Her study will be welcomed by many women who have also read and enjoyed 'middlebrow' novels alongside 'highbrow' counterparts. It reveals the cultural currency of feminine popular fictions, and elucidates the pleasures they offer, without denying their occasionally serious limitations. - Times Literary Supplement Deborah Phillips has produced a most welcome addition to the existing critical work on the woman's novel , which is to say the novel written by women that constructs its readers as feminine...Women's Fiction 1945-2005 uses many of the approaches that we have come to associate with Cultural Studies and offers an enjoyable sense of time travel for those who are old enough to remember the decades in the second half of the twentieth century... - Maroula Joannou, Contemporary Women's Writing Deborah Philips' study...is an invaluable text, deftly weaving literary history with cultural critique, social commentary, feminist analysis. Philips has achieved something truly remarkable in this intelligent, savvy, and provocative work of literary and cultural inspiration. - Dr. Suzette Henke, Thruston B. Morton, Sr. Professor of English, University of Louisville, USA Deborah Philips' study of what she terms women's domestic romance from 1945 to 2005 is both entertaining and perceptive, at once engaging and nicely judged.
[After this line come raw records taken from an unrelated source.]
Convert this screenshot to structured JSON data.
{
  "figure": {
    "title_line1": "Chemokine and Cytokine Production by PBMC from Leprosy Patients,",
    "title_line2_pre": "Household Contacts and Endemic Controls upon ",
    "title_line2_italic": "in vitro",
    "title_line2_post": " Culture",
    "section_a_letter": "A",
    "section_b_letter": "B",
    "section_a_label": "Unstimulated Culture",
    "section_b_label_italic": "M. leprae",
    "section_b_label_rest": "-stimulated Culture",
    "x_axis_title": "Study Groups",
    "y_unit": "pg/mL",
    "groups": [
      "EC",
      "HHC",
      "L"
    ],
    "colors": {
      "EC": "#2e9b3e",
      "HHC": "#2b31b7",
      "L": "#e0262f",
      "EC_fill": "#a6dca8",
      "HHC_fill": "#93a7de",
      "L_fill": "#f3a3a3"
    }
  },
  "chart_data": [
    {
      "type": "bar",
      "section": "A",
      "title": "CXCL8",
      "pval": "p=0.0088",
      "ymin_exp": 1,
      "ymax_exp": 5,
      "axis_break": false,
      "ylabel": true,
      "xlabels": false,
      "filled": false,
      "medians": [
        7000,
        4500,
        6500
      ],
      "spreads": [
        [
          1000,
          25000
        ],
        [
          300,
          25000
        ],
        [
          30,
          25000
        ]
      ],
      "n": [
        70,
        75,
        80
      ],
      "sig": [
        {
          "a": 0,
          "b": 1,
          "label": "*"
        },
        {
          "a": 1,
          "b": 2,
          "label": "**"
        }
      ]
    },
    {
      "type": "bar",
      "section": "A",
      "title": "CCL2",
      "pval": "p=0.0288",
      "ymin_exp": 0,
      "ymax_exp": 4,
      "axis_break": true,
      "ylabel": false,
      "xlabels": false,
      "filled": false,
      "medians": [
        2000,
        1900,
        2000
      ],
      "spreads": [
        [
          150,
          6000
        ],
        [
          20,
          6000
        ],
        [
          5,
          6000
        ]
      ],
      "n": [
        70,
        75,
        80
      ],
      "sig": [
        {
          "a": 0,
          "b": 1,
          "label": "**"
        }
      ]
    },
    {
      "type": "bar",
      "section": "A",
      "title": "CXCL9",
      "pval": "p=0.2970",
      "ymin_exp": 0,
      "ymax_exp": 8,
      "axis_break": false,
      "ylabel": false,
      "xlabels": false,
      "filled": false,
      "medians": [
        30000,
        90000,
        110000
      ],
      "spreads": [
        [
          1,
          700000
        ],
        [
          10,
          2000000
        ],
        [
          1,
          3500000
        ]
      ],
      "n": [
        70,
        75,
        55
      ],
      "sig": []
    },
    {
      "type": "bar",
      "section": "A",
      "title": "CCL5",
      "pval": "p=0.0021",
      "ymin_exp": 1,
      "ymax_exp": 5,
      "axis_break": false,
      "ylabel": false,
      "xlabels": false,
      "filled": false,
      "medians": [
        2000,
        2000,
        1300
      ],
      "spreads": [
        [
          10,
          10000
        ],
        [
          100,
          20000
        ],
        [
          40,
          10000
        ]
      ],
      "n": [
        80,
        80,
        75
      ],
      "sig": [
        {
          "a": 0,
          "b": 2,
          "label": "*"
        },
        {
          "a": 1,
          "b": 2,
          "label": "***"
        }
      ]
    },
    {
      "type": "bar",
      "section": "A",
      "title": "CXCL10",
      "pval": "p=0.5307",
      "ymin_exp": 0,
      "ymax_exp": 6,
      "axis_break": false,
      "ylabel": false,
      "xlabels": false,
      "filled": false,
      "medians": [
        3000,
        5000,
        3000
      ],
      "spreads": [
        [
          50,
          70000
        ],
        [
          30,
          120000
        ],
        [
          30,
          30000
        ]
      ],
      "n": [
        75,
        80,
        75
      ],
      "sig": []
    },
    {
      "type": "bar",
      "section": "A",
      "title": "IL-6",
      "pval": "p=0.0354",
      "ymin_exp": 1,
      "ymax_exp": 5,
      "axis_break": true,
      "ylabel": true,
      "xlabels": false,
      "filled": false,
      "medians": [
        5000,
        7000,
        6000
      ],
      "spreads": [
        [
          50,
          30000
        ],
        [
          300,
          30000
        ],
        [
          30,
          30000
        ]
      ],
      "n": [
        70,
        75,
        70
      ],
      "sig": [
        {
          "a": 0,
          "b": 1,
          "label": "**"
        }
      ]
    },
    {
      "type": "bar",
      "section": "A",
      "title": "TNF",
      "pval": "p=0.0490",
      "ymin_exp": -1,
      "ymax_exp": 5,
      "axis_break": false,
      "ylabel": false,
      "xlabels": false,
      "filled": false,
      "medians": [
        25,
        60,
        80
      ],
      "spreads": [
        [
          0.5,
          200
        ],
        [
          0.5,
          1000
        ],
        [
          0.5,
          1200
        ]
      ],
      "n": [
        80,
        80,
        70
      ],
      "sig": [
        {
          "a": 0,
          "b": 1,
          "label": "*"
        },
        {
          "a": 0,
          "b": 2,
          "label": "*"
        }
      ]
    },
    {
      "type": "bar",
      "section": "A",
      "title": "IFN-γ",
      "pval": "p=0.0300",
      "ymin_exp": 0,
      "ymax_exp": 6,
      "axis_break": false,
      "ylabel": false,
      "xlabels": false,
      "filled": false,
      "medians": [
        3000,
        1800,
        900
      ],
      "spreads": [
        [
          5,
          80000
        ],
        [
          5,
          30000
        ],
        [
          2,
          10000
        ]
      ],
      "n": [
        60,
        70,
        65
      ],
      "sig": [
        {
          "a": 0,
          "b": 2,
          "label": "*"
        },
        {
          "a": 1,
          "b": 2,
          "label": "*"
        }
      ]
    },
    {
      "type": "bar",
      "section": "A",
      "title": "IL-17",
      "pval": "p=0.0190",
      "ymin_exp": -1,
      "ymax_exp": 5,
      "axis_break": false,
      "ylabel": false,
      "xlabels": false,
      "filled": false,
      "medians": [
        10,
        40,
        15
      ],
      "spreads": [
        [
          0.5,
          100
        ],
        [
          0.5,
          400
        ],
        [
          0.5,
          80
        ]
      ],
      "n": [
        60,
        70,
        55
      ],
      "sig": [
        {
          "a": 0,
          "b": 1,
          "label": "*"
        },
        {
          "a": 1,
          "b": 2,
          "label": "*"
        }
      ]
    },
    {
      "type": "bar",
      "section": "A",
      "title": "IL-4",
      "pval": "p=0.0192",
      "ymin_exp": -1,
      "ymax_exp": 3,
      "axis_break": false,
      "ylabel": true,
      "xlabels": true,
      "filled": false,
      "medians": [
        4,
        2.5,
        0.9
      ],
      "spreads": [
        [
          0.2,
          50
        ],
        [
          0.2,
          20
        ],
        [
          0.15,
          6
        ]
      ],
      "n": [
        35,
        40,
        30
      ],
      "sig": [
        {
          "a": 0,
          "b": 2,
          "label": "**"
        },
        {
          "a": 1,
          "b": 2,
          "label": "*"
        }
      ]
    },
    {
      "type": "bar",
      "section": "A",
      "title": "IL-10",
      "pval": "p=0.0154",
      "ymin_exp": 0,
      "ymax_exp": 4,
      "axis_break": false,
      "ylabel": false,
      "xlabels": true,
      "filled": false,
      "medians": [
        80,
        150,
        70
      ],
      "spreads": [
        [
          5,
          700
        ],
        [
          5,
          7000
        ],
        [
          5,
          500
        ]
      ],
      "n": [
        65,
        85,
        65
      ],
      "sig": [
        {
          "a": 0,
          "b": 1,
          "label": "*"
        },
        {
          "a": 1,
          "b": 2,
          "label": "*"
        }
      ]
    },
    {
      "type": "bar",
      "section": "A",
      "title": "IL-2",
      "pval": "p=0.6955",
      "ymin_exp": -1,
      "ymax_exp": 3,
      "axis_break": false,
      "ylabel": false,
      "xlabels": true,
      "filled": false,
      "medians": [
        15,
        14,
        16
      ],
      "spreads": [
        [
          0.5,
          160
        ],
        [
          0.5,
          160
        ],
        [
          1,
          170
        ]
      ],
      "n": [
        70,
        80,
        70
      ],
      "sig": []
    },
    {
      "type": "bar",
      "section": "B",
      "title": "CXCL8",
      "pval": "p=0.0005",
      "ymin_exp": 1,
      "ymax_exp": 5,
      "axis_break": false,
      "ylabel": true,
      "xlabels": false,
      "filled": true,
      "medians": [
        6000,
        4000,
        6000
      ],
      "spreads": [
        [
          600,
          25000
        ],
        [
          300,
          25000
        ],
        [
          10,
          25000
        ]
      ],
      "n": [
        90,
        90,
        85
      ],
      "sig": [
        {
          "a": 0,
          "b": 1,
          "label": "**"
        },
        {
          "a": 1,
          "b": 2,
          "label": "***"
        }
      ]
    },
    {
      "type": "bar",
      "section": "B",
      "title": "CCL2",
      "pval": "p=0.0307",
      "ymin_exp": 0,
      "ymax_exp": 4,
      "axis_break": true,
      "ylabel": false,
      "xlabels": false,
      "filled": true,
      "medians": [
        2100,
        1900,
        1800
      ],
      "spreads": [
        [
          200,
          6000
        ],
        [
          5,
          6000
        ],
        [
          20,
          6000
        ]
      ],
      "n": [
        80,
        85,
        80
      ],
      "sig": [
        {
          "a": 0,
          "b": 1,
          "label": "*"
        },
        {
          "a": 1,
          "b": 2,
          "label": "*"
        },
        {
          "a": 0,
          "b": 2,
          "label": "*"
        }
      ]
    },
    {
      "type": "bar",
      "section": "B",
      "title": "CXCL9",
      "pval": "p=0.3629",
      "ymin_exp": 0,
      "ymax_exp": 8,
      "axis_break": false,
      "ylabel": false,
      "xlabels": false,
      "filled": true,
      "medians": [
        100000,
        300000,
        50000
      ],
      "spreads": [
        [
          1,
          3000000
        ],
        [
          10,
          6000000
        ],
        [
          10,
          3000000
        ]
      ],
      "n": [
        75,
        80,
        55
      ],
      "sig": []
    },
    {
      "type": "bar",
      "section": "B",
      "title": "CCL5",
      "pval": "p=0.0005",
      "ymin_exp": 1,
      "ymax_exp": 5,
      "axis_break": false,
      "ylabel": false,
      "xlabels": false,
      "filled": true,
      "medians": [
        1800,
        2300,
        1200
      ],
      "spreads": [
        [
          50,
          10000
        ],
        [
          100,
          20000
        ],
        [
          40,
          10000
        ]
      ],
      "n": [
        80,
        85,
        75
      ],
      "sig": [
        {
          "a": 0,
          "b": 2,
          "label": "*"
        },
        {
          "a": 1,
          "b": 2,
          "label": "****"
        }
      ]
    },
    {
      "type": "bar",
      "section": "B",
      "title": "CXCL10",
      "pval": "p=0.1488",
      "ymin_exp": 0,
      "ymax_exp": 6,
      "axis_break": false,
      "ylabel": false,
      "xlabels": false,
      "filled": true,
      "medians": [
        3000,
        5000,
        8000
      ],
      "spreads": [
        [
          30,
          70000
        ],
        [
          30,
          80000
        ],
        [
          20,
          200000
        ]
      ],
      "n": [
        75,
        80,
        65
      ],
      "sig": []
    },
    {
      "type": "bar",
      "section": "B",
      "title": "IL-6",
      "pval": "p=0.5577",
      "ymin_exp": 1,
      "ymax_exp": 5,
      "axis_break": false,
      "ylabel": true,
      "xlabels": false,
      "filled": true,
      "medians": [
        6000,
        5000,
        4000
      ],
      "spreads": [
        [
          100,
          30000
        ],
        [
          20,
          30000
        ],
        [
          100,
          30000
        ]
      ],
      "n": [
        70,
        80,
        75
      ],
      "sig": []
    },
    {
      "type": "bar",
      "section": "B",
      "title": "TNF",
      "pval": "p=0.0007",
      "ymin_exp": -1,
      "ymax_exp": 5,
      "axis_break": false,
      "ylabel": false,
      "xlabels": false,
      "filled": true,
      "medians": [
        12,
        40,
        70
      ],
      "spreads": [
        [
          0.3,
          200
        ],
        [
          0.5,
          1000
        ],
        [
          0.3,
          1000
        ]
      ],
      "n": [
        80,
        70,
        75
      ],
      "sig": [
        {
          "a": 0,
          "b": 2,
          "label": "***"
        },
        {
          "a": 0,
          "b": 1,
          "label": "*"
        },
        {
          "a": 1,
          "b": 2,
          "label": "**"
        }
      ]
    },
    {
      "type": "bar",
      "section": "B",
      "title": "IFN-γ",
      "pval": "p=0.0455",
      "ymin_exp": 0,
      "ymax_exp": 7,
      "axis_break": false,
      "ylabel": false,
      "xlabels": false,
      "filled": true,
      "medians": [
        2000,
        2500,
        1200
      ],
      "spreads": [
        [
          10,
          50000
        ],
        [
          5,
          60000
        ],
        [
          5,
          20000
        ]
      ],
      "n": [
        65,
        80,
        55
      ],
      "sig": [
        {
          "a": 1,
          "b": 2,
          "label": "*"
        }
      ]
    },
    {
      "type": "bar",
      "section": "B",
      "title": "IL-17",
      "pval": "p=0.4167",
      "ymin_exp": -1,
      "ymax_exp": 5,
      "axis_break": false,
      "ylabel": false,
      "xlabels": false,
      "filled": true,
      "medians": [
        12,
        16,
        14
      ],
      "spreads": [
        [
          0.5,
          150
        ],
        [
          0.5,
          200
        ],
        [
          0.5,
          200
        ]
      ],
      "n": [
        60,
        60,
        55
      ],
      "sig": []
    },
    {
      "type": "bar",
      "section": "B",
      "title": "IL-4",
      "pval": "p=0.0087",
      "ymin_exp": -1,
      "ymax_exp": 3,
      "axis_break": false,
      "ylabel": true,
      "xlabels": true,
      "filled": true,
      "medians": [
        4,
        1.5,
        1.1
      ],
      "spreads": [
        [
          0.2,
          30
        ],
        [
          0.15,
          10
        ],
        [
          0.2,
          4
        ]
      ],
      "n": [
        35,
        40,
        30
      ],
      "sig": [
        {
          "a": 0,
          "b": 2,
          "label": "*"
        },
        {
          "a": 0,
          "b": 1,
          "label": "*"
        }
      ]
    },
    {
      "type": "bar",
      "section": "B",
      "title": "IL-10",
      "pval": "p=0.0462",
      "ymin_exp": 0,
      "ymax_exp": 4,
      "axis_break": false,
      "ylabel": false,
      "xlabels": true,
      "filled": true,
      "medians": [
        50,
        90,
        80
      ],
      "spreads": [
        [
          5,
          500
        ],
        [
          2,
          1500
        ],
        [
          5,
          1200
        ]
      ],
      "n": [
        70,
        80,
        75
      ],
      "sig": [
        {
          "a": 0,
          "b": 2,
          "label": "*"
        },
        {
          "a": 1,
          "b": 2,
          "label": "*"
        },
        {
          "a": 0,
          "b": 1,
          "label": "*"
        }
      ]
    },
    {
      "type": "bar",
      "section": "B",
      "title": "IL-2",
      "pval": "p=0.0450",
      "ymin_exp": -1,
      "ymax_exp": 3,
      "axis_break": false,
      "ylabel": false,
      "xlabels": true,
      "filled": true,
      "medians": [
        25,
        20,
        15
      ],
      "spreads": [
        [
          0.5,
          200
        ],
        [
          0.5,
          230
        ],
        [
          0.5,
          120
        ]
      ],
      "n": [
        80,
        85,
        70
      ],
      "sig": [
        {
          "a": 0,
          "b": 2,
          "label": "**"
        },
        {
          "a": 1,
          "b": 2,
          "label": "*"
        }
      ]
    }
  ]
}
She looks at the shifting sub-genres through the decades, amongst others, single mother novels in the sixties, sex and shopping fiction in the eighties, aga sagas in the nineties, and chick-lit up to the present day. This is a welcome addition to feminist engagement in the field. Astute, full of sharp political insights and alert to recent cultural theory, it is a sparkling and persuasive account of the changing concerns and tropes of women's popular fiction. - Professor Helen Carr, Goldsmiths College, University of London, UK.


Author Information

Deborah Philips is Professor of Literature and Cultural History at the University of Brighton, UK. Her books include Fairground Attractions (2012), The Trojan Horse (2013) with Garry Whannel and Brave New Causes (1999) with Ian Haywood.